Antihypertensives US Medical PG Question 5: A 53-year-old man presents to the office for a routine examination. The medical history is significant for diabetes mellitus, for which he is taking metformin. The medical records show blood pressure readings from three separate visits to fall in the 130–160 mm Hg range for systolic and 90–100 mm Hg range for diastolic. Prazosin is prescribed. Which of the following are effects of this drug?
- A. Vasodilation, decreased heart rate, bronchial constriction
- B. Vasodilation, increased peristalsis, bronchial dilation
- C. Vasoconstriction, bladder sphincter constriction, mydriasis
- D. Vasoconstriction, increase in AV conduction rate, bronchial dilation
- E. Vasodilation, bladder sphincter relaxation (Correct Answer)
Antihypertensives Explanation: ***Vasodilation, bladder sphincter relaxation***
- **Prazosin** is an **alpha-1 adrenergic receptor antagonist**, which blocks the effects of norepinephrine on vascular smooth muscle, leading to **vasodilation** and decreased blood pressure.
- Blocking alpha-1 receptors in the bladder neck and prostate causes **bladder sphincter relaxation**, which can improve urine flow and is also useful in benign prostatic hyperplasia (BPH).
- These are the two primary clinically relevant effects of alpha-1 blockade with prazosin.
*Vasodilation, decreased heart rate, bronchial constriction*
- While prazosin causes **vasodilation**, it does not typically decrease heart rate directly; alpha-1 blockade can lead to **reflex tachycardia** due to decreased blood pressure.
- Prazosin has no significant effect on bronchial smooth muscle and does not cause **bronchial constriction**; bronchial effects are primarily mediated by beta-2 receptors or muscarinic (M3) receptors.
*Vasodilation, increased peristalsis, bronchial dilation*
- Prazosin does cause **vasodilation** but does not directly cause **increased peristalsis**; gastrointestinal motility is mainly regulated by the autonomic nervous system via muscarinic receptors and the enteric nervous system.

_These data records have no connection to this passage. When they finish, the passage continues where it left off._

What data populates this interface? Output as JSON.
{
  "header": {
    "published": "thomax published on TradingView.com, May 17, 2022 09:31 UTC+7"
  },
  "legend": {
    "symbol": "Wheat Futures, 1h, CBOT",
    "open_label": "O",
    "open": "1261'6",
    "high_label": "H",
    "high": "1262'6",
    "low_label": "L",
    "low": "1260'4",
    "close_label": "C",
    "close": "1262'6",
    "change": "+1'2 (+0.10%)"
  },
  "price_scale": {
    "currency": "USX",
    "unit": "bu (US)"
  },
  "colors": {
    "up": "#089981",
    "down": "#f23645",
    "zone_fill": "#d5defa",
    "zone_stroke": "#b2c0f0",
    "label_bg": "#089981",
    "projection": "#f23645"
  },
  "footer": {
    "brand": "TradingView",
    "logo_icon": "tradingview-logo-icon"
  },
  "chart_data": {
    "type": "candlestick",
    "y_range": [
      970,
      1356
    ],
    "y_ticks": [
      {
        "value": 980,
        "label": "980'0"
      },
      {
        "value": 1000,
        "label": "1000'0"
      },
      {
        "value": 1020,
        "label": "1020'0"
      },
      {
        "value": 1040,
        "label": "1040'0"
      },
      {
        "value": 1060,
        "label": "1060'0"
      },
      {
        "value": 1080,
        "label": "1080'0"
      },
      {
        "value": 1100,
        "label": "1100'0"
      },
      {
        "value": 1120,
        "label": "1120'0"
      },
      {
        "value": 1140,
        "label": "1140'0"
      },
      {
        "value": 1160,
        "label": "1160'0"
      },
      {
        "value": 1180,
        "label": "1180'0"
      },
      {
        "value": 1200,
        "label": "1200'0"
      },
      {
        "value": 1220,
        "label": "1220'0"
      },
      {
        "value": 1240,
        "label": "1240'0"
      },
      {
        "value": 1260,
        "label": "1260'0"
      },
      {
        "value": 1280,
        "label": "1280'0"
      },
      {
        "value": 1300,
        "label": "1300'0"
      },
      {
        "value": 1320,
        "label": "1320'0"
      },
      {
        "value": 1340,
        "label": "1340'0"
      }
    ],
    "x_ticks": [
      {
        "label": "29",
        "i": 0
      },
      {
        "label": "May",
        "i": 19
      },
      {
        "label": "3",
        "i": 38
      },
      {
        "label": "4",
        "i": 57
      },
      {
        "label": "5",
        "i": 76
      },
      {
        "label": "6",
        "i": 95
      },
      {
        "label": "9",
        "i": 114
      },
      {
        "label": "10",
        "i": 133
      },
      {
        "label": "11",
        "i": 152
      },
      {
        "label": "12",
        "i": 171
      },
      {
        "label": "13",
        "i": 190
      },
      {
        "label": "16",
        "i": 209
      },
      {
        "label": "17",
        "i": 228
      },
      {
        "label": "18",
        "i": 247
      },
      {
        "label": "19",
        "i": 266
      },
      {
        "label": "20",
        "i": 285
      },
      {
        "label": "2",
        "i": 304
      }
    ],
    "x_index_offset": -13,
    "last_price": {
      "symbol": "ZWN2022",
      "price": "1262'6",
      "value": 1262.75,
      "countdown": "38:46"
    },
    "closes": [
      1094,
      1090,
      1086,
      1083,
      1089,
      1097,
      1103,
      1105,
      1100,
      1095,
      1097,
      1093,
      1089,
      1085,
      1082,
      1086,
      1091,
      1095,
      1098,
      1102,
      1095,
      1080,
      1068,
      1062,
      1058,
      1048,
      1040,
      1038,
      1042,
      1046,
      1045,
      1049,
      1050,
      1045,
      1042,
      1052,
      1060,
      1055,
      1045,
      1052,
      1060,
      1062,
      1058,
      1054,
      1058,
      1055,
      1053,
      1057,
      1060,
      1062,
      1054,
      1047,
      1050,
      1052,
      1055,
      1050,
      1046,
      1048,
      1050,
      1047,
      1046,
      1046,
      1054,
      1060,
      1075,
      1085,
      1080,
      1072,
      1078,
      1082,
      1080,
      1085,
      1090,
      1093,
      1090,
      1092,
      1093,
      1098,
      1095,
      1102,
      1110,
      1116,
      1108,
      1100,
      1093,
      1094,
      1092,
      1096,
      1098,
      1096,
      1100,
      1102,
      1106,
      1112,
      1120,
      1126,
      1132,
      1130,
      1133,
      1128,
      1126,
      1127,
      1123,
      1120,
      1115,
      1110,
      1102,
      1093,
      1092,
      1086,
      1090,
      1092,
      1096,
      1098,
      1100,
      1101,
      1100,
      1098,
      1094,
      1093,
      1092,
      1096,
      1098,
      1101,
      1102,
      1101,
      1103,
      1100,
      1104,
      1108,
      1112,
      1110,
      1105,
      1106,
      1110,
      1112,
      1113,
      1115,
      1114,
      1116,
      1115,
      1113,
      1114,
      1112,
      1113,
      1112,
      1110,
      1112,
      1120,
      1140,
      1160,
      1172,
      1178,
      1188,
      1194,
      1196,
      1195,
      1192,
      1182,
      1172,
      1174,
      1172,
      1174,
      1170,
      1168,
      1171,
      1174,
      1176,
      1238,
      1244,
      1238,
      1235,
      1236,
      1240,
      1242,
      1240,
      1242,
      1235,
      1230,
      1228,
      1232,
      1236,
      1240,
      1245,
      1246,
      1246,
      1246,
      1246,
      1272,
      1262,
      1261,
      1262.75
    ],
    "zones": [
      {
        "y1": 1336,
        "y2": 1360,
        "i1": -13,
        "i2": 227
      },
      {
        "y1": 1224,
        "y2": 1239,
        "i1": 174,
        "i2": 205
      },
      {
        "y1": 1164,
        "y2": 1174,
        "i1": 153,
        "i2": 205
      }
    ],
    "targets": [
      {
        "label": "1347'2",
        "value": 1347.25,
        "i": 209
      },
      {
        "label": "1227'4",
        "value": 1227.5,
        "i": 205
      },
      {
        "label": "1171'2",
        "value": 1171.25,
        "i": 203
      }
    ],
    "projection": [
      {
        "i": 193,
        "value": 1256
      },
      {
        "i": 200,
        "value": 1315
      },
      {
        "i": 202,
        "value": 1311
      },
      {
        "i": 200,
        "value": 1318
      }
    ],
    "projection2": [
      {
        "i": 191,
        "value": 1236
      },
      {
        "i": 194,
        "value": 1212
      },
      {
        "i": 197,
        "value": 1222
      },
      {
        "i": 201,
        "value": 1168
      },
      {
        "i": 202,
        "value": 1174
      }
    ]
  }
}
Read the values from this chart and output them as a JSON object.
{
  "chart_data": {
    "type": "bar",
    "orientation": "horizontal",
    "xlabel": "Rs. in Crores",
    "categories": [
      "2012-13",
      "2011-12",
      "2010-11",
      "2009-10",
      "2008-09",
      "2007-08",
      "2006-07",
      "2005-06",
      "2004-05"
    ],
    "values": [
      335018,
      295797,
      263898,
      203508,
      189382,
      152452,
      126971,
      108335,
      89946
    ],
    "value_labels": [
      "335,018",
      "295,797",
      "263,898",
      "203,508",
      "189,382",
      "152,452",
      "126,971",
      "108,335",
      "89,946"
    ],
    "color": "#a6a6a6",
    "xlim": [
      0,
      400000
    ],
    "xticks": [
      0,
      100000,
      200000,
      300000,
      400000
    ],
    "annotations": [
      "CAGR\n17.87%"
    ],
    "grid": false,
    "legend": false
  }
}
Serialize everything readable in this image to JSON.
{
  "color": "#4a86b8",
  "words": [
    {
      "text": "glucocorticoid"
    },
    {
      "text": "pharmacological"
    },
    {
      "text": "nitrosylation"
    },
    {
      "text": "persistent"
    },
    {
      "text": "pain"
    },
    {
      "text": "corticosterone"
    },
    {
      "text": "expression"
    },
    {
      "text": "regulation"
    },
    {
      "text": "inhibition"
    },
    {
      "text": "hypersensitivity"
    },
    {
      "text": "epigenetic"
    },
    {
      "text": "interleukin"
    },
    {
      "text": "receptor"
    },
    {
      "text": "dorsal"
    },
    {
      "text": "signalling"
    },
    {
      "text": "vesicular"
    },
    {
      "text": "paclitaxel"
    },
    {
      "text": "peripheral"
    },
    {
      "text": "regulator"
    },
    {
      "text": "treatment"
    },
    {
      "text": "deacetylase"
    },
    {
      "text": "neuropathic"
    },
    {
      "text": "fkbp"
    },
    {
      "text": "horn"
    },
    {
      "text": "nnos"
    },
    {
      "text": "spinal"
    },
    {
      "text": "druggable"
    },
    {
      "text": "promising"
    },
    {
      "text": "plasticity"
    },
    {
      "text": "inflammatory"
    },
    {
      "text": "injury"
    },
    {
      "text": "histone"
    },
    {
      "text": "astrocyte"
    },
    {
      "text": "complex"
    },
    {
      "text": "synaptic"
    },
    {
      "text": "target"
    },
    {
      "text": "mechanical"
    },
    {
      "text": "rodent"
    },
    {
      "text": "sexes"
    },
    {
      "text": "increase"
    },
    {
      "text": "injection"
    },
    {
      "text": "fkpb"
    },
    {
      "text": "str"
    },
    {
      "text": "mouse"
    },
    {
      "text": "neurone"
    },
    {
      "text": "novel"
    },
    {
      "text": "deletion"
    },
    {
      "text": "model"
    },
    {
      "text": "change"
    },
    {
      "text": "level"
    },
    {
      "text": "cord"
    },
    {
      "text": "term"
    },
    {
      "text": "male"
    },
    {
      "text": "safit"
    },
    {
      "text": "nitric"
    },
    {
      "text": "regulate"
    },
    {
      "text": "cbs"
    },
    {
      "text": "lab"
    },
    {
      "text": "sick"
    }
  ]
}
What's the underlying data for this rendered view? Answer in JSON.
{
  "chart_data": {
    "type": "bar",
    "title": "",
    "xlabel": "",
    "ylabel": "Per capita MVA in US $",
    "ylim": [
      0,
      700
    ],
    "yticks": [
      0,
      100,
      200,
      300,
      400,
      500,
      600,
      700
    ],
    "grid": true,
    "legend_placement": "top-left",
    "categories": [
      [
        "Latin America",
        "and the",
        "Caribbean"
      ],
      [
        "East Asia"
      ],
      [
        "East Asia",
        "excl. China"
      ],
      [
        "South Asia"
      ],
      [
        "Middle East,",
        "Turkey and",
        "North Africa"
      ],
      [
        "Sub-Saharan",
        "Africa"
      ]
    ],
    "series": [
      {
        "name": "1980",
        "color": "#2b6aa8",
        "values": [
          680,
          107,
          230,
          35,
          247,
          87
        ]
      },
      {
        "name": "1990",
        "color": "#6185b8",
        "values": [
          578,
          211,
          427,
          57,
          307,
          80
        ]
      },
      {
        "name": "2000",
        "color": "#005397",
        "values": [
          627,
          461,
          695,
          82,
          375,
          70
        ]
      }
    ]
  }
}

- Prazosin does not cause **bronchial dilation**; this effect is mediated by beta-2 adrenergic receptor stimulation.
*Vasoconstriction, bladder sphincter constriction, mydriasis*
- Prazosin is an alpha-1 antagonist, meaning it *blocks* **vasoconstriction** and instead causes vasodilation.
- Similarly, it causes **bladder sphincter relaxation**, not constriction.
- Prazosin has minimal effects on pupil size; mydriasis would be caused by alpha-1 agonists or muscarinic antagonists, not alpha-1 antagonists.
*Vasoconstriction, increase in AV conduction rate, bronchial dilation*
- Prazosin causes **vasodilation**, not vasoconstriction.
- It does not significantly affect **AV conduction rate** or directly cause **bronchial dilation**.